Youth by Joseph Conrad 1898

This short story was written by Conrad when he was 39 years old and before his great works, ‘Lord Jim, ‘The Heart of Darkness, and ‘Victory’.  It’s a story within a story, narrated by an unidentified person who introduces a story told by Marlow, the same narrator as in ‘The Heart of Darkness’.  Marlow is sharing a drink with four friends, all of whom had been to sea early in their lives and who then went on to become a lawyer, an accountant, a director and the unidentified narrator.

‘Sitting round a mahogony table that reflected the bottle and the claret-glasses’. Marlow tells the tale of the Judea, a 400 ton, broken down old ship ‘all rust, dust, grime, soot aloft and dirt on the deck’ with the words ‘Do or Die’ inscribed under her name on the stern.  Twenty two years ago, a 20 year old Marlow shipped out as second mate on the leaky Judea with its cargo of coal bound for Bangkok under Captain Beard, his first command at the age of 60.  After putting back to port three times due to storms, leaks that required pumping for hours each day, and crews that refused to sail in that leaky boat, the Judea put out to port after the rats abandoned ship.  The ship made good progress until about 200 miles from Java when the cargo of coal caught fire and began to smoke.  An explosion followed by fire destroyed the ship, but Beard, first mate Mahon, and Marlow stayed with the Judea until it sank before they made their way to Java in the 3 longboats with the 12 crew members.

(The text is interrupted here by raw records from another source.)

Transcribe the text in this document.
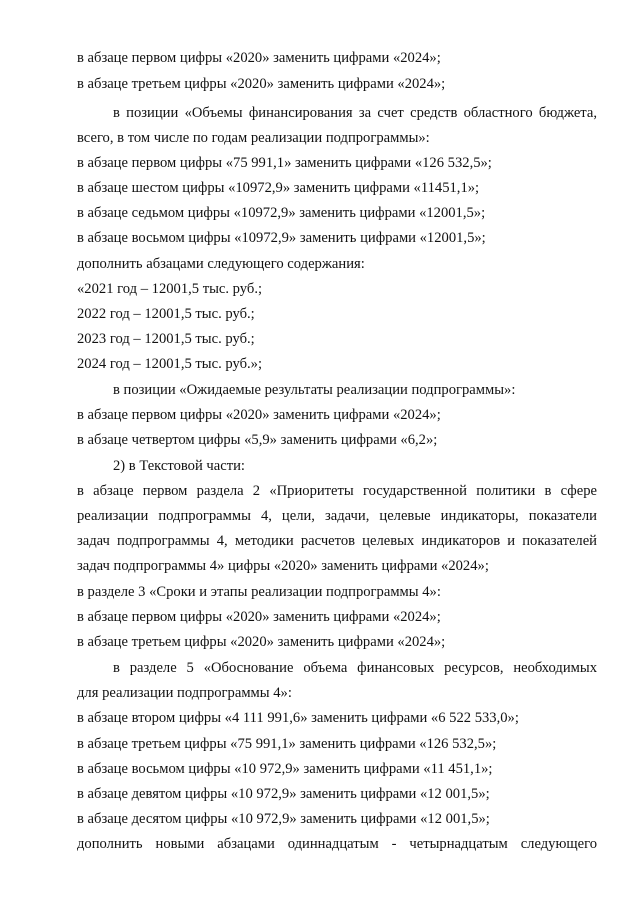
в абзаце первом цифры «2020» заменить цифрами «2024»;
в абзаце третьем цифры «2020» заменить цифрами «2024»;
в позиции «Объемы финансирования за счет средств областного бюджета,
всего, в том числе по годам реализации подпрограммы»:
в абзаце первом цифры «75 991,1» заменить цифрами «126 532,5»;
в абзаце шестом цифры «10972,9» заменить цифрами «11451,1»;
в абзаце седьмом цифры «10972,9» заменить цифрами «12001,5»;
в абзаце восьмом цифры «10972,9» заменить цифрами «12001,5»;
дополнить абзацами следующего содержания:
«2021 год – 12001,5 тыс. руб.;
2022 год – 12001,5 тыс. руб.;
2023 год – 12001,5 тыс. руб.;
2024 год – 12001,5 тыс. руб.»;
в позиции «Ожидаемые результаты реализации подпрограммы»:
в абзаце первом цифры «2020» заменить цифрами «2024»;
в абзаце четвертом цифры «5,9» заменить цифрами «6,2»;
2) в Текстовой части:
в абзаце первом раздела 2 «Приоритеты государственной политики в сфере
реализации подпрограммы 4, цели, задачи, целевые индикаторы, показатели
задач подпрограммы 4, методики расчетов целевых индикаторов и показателей
задач подпрограммы 4» цифры «2020» заменить цифрами «2024»;
в разделе 3 «Сроки и этапы реализации подпрограммы 4»:
в абзаце первом цифры «2020» заменить цифрами «2024»;
в абзаце третьем цифры «2020» заменить цифрами «2024»;
в разделе 5 «Обоснование объема финансовых ресурсов, необходимых
для реализации подпрограммы 4»:
в абзаце втором цифры «4 111 991,6» заменить цифрами «6 522 533,0»;
в абзаце третьем цифры «75 991,1» заменить цифрами «126 532,5»;
в абзаце восьмом цифры «10 972,9» заменить цифрами «11 451,1»;
в абзаце девятом цифры «10 972,9» заменить цифрами «12 001,5»;
в абзаце десятом цифры «10 972,9» заменить цифрами «12 001,5»;
дополнить новыми абзацами одиннадцатым - четырнадцатым следующего
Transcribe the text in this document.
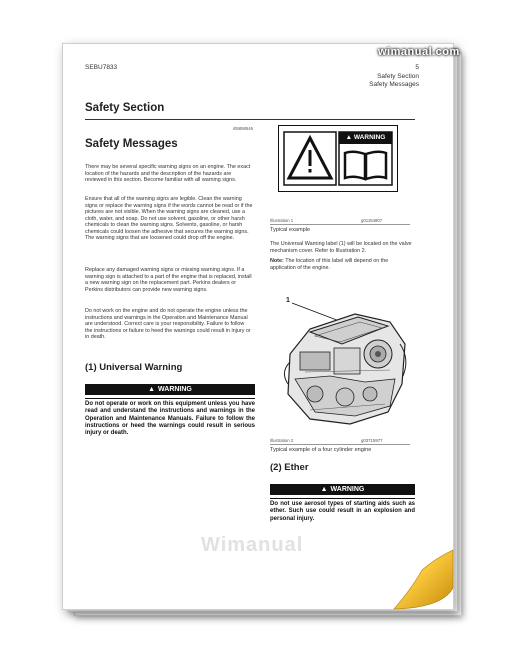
SEBU7833	5
Safety Section
Safety Messages
Safety Section
i05898546
Safety Messages
There may be several specific warning signs on an engine. The exact location of the hazards and the description of the hazards are reviewed in this section. Become familiar with all warning signs.
Ensure that all of the warning signs are legible. Clean the warning signs or replace the warning signs if the words cannot be read or if the pictures are not visible. When the warning signs are cleaned, use a cloth, water, and soap. Do not use solvent, gasoline, or other harsh chemicals to clean the warning signs. Solvents, gasoline, or harsh chemicals could loosen the adhesive that secures the warning signs. The warning signs that are loosened could drop off the engine.
Replace any damaged warning signs or missing warning signs. If a warning sign is attached to a part of the engine that is replaced, install a new warning sign on the replacement part. Perkins dealers or Perkins distributors can provide new warning signs.
Do not work on the engine and do not operate the engine unless the instructions and warnings in the Operation and Maintenance Manual are understood. Correct care is your responsibility. Failure to follow the instructions or failure to heed the warnings could result in injury or in death.
(1) Universal Warning
▲ WARNING
Do not operate or work on this equipment unless you have read and understand the instructions and warnings in the Operation and Maintenance Manuals. Failure to follow the instructions or heed the warnings could result in serious injury or death.
▲ WARNING
Illustration 1	g01154807
Typical example
The Universal Warning label (1) will be located on the valve mechanism cover. Refer to Illustration 2.
Note: The location of this label will depend on the application of the engine.
1
Illustration 2	g03715977
Typical example of a four cylinder engine
(2) Ether
▲ WARNING
Do not use aerosol types of starting aids such as ether. Such use could result in an explosion and personal injury.
Wimanual
wimanual.com
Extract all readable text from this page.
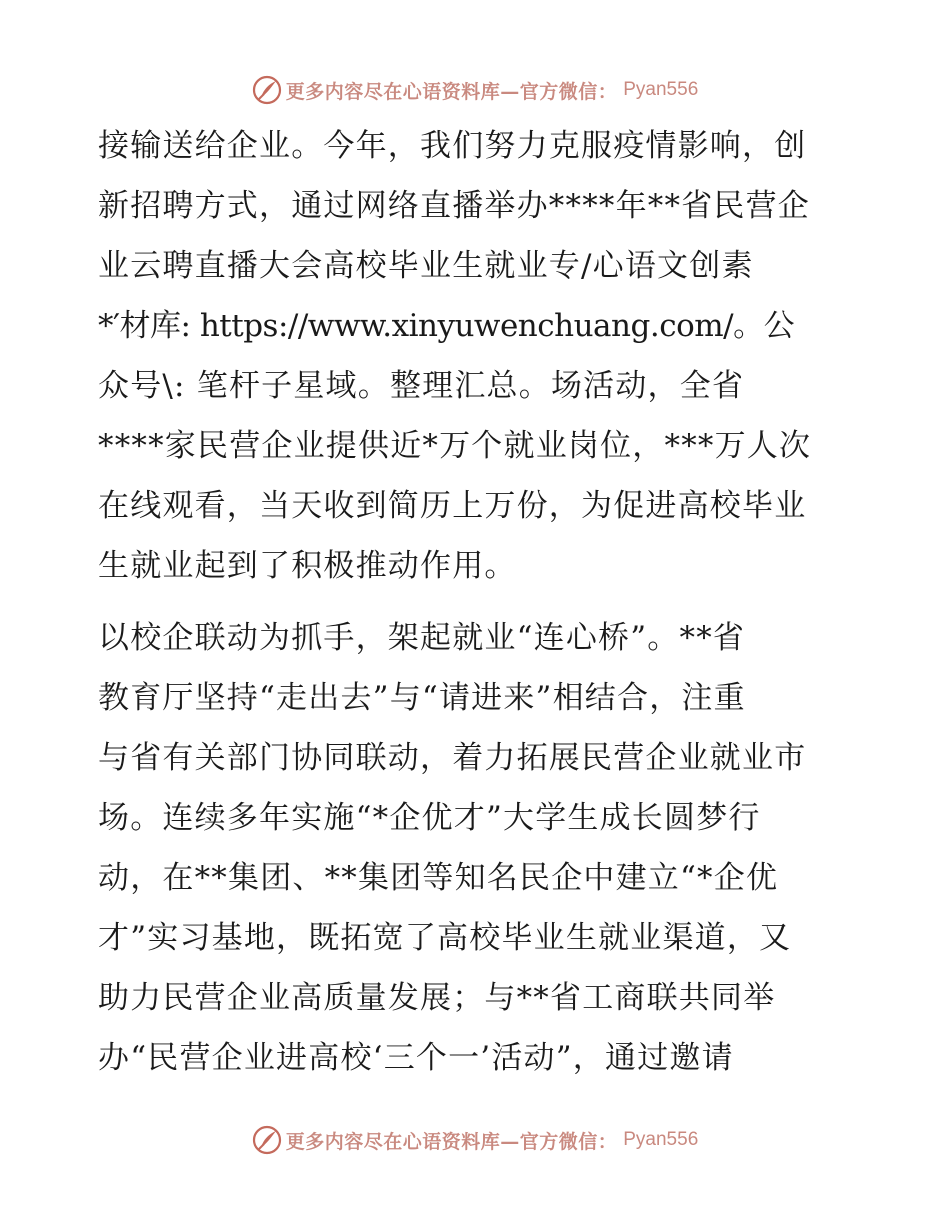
更多内容尽在心语资料库—官方微信： Pyan556
接输送给企业。今年，我们努力克服疫情影响，创
新招聘方式，通过网络直播举办****年**省民营企
业云聘直播大会高校毕业生就业专/心语文创素
*′材库: https://www.xinyuwenchuang.com/。公
众号\: 笔杆子星域。整理汇总。场活动，全省
****家民营企业提供近*万个就业岗位，***万人次
在线观看，当天收到简历上万份，为促进高校毕业
生就业起到了积极推动作用。
以校企联动为抓手，架起就业“连心桥”。**省
教育厅坚持“走出去”与“请进来”相结合，注重
与省有关部门协同联动，着力拓展民营企业就业市
场。连续多年实施“*企优才”大学生成长圆梦行
动，在**集团、**集团等知名民企中建立“*企优
才”实习基地，既拓宽了高校毕业生就业渠道，又
助力民营企业高质量发展；与**省工商联共同举
办“民营企业进高校‘三个一’活动”，通过邀请
更多内容尽在心语资料库—官方微信： Pyan556
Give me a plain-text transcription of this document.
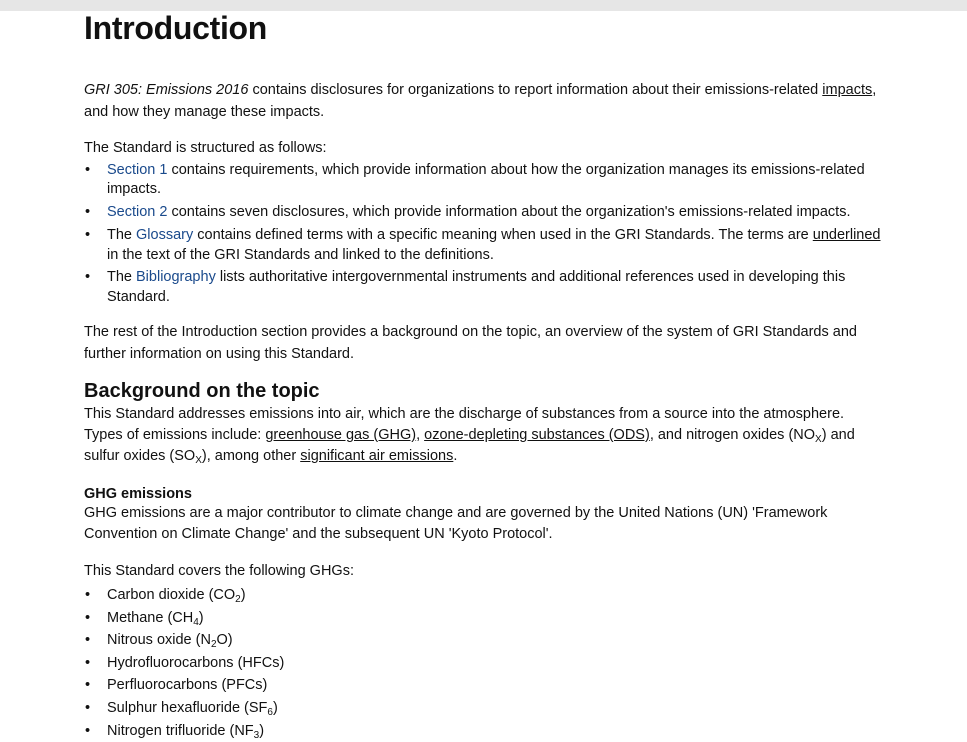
Introduction

GRI 305: Emissions 2016 contains disclosures for organizations to report information about their emissions-related impacts, and how they manage these impacts.

The Standard is structured as follows:

• Section 1 contains requirements, which provide information about how the organization manages its emissions-related impacts.
• Section 2 contains seven disclosures, which provide information about the organization's emissions-related impacts.
• The Glossary contains defined terms with a specific meaning when used in the GRI Standards. The terms are underlined in the text of the GRI Standards and linked to the definitions.
• The Bibliography lists authoritative intergovernmental instruments and additional references used in developing this Standard.

The rest of the Introduction section provides a background on the topic, an overview of the system of GRI Standards and further information on using this Standard.

Background on the topic

This Standard addresses emissions into air, which are the discharge of substances from a source into the atmosphere.
Types of emissions include: greenhouse gas (GHG), ozone-depleting substances (ODS), and nitrogen oxides $(NO_X)$ and
sulfur oxides $(SO_X)$, among other significant air emissions.

GHG emissions

GHG emissions are a major contributor to climate change and are governed by the United Nations (UN) 'Framework Convention on Climate Change' and the subsequent UN 'Kyoto Protocol'.

This Standard covers the following GHGs:

• Carbon dioxide $(CO_2)$
• Methane $(CH_4)$
• Nitrous oxide $(N_2O)$
• Hydrofluorocarbons (HFCs)
• Perfluorocarbons (PFCs)
• Sulphur hexafluoride $(SF_6)$
• Nitrogen trifluoride $(NF_3)$
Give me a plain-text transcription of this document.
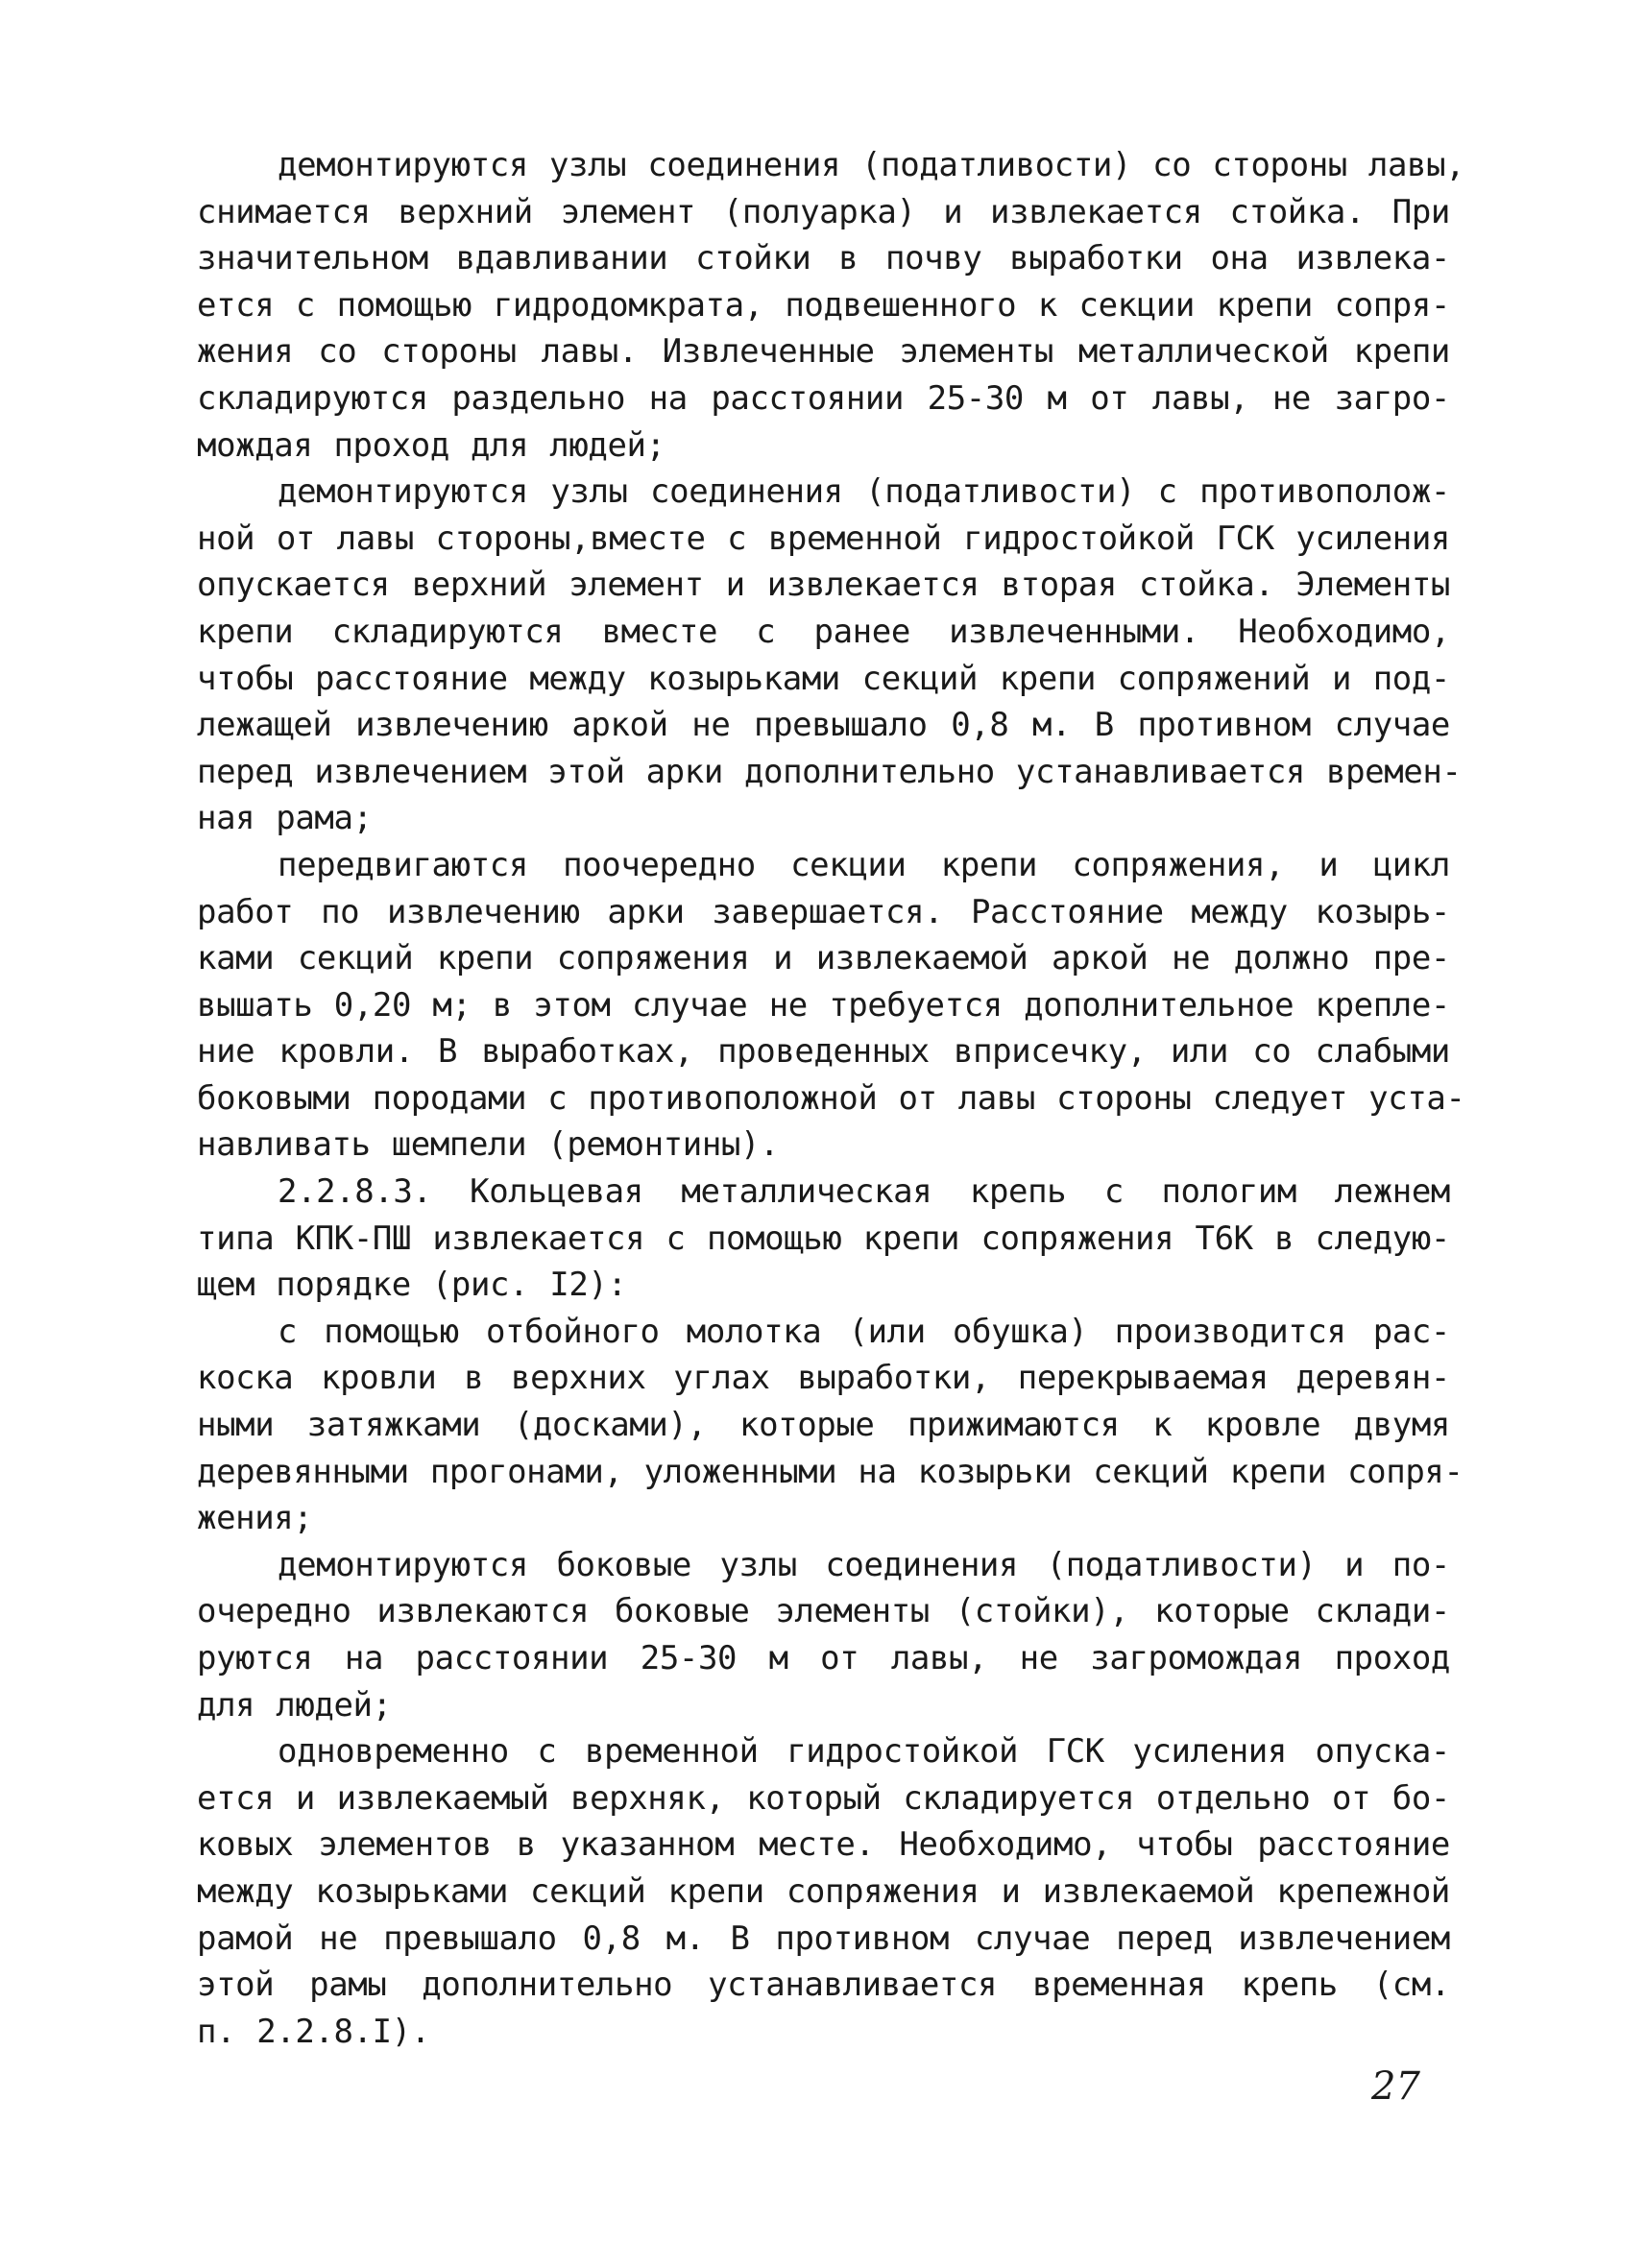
демонтируются узлы соединения (податливости) со стороны лавы,
снимается верхний элемент (полуарка) и извлекается стойка. При
значительном вдавливании стойки в почву выработки она извлека-
ется с помощью гидродомкрата, подвешенного к секции крепи сопря-
жения со стороны лавы. Извлеченные элементы металлической крепи
складируются раздельно на расстоянии 25-30 м от лавы, не загро-
мождая проход для людей;
демонтируются узлы соединения (податливости) с противополож-
ной от лавы стороны,вместе с временной гидростойкой ГСК усиления
опускается верхний элемент и извлекается вторая стойка. Элементы
крепи складируются вместе с ранее извлеченными. Необходимо,
чтобы расстояние между козырьками секций крепи сопряжений и под-
лежащей извлечению аркой не превышало 0,8 м. В противном случае
перед извлечением этой арки дополнительно устанавливается времен-
ная рама;
передвигаются поочередно секции крепи сопряжения, и цикл
работ по извлечению арки завершается. Расстояние между козырь-
ками секций крепи сопряжения и извлекаемой аркой не должно пре-
вышать 0,20 м; в этом случае не требуется дополнительное крепле-
ние кровли. В выработках, проведенных вприсечку, или со слабыми
боковыми породами с противоположной от лавы стороны следует уста-
навливать шемпели (ремонтины).
2.2.8.3. Кольцевая металлическая крепь с пологим лежнем
типа КПК-ПШ извлекается с помощью крепи сопряжения Т6К в следую-
щем порядке (рис. I2):
с помощью отбойного молотка (или обушка) производится рас-
коска кровли в верхних углах выработки, перекрываемая деревян-
ными затяжками (досками), которые прижимаются к кровле двумя
деревянными прогонами, уложенными на козырьки секций крепи сопря-
жения;
демонтируются боковые узлы соединения (податливости) и по-
очередно извлекаются боковые элементы (стойки), которые склади-
руются на расстоянии 25-30 м от лавы, не загромождая проход
для людей;
одновременно с временной гидростойкой ГСК усиления опуска-
ется и извлекаемый верхняк, который складируется отдельно от бо-
ковых элементов в указанном месте. Необходимо, чтобы расстояние
между козырьками секций крепи сопряжения и извлекаемой крепежной
рамой не превышало 0,8 м. В противном случае перед извлечением
этой рамы дополнительно устанавливается временная крепь (см.
п. 2.2.8.I).
27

Marlow’s initial impression was of the East with its “mysterious shores, still water, the lands of brown nations where a stealthy Nemesis lies in wait, pursues, overtakes so many of the conquering race who are proud of their wisdom, their knowledge, of their strength.  But for me all the East is contained in that vision of my youth.”  So, as in ‘Lord Jim’ and ‘The Heart of Darkness’, the theme here is the misplaced sense of importance and the ignorance of the West, doomed to fail in its attempt to dominate and control the East, the primitive, the unknowable.

During his tale, Marlow often stops to reflect on youth, “the feeling that will never come back any more—the feeling that I could last for ever, outlast the sea, the earth, and all men; the deceitful feeling that lures us on to joys, to perils, to love, to vain effort—to death; the triumphant conviction of strength , the heat of life in the handful of dust, the glow in the heart that with every year grows dim, grows cold, grows small, and expires—and expires, too soon, soo soon—-before life itself.”  What a magnificent description of youth and its loss to the inevitable and inexorable process of aging!

Conrad, born in what was then Poland and is now Ukraine, learned English after Polish and French, and wrote his books in English.  Always feeling himself to be the outsider, he sought the meaning below the surface details of life convinced that there was some important message beyond the events of the individual’s life.  His books remain vivid and read 99 years after his death.